Question

If $ A $ is the areal velocity of a planet of mass $ M $, then its angular momentum is:

• A. \( \frac{MA}{2} \)
• B. \( MA \)
• C. \( 2MA \)
• D. \( \frac{MA}{3} \)

Hint:

The areal velocity is related to the angular momentum of a planet by the formula \( L = 2MA \), where \( A \) is the areal velocity and \( M \) is the mass of the planet.

Answer 1

The Correct Option is C

The areal velocity of a planet is defined as the rate at which the planet sweeps out area in its orbit.
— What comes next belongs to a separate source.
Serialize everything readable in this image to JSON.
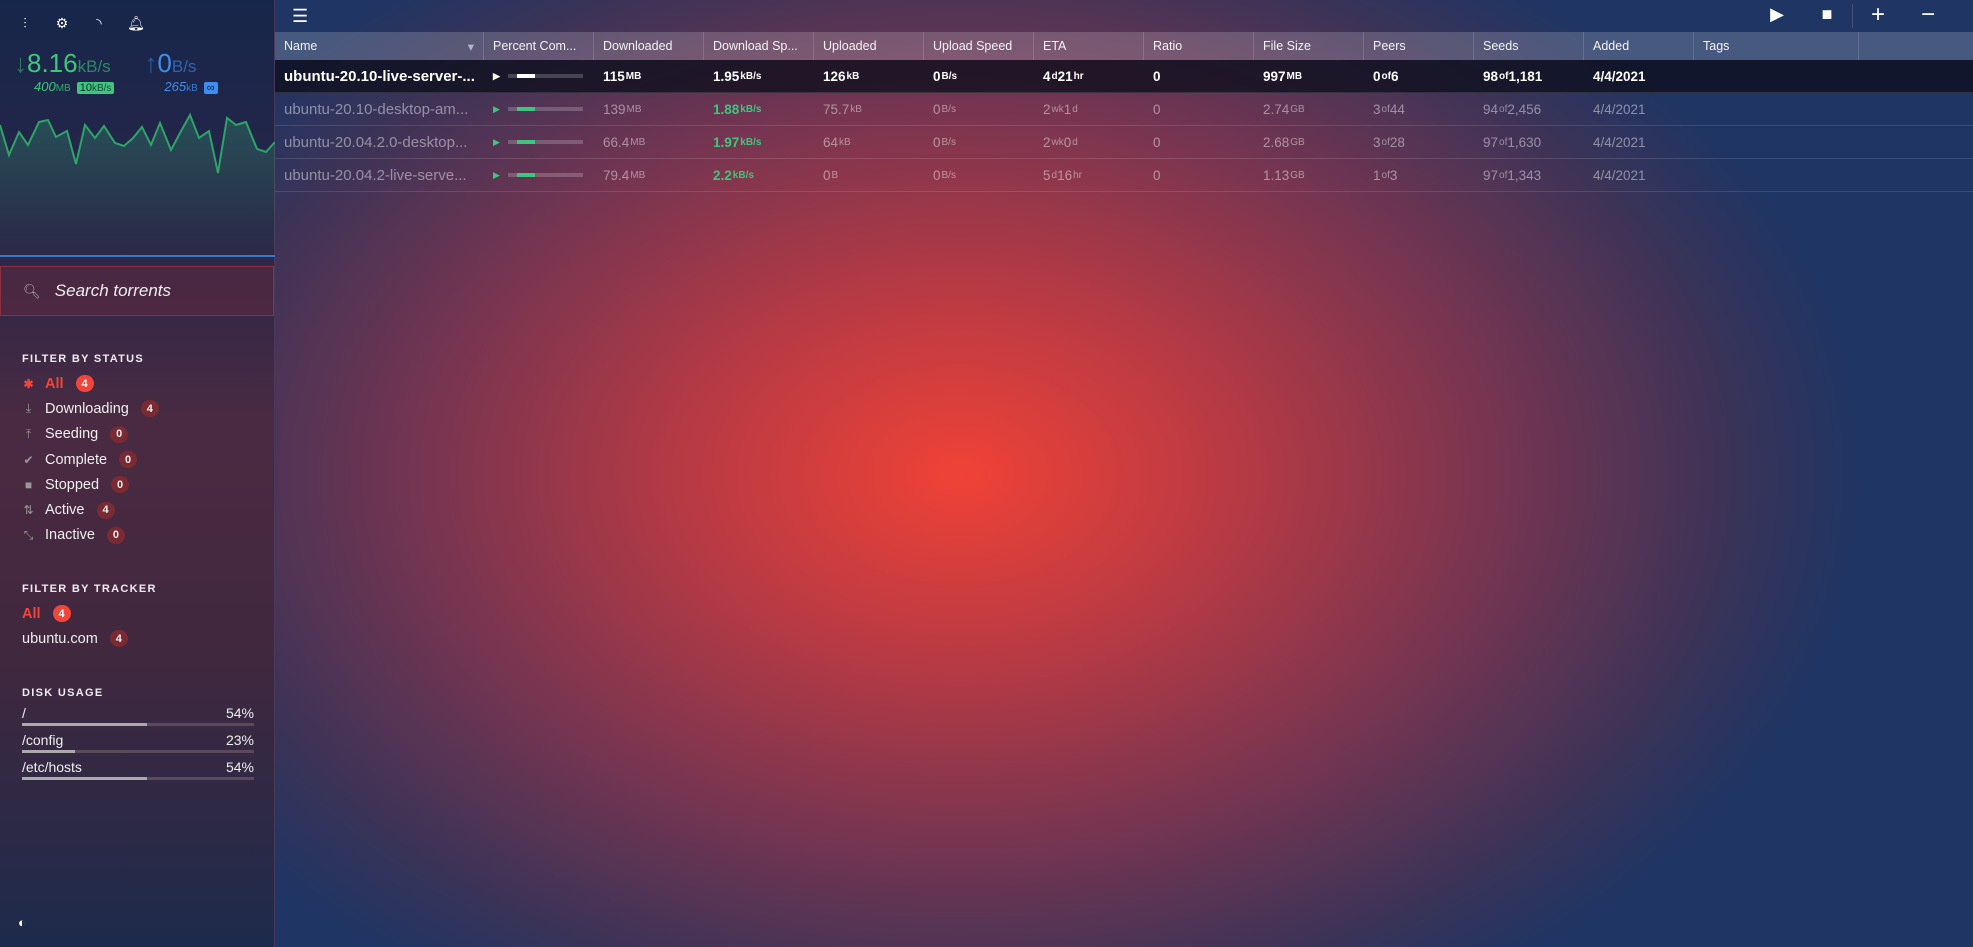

For a planet of mass \( M \) and distance \( r \) from the Sun, the areal velocity \( A \) is given by: \[ A = \frac{dA}{dt} = \frac{1}{2} r^2 \omega, \] where \( r \) is the radius vector and \( \omega \) is the angular velocity. 
Step 1: Relationship between angular momentum and areal velocity
The angular momentum \( L \) of a planet is given by: \[ L = M r^2 \omega, \] where \( M \) is the mass of the planet and \( r^2 \omega \) is the angular momentum per unit mass. 
Now, using the expression for areal velocity \( A = \frac{1}{2} r^2 \omega \), we can solve for \( r^2 \omega \): \[ r^2 \omega = 2A. \] 
Step 2: Final angular momentum
Substitute \( r^2 \omega = 2A \) into the expression for angular momentum: \[ L = M \times 2A = 2MA. \] Thus, the angular momentum of the planet is \( 2MA \), which corresponds to option (C).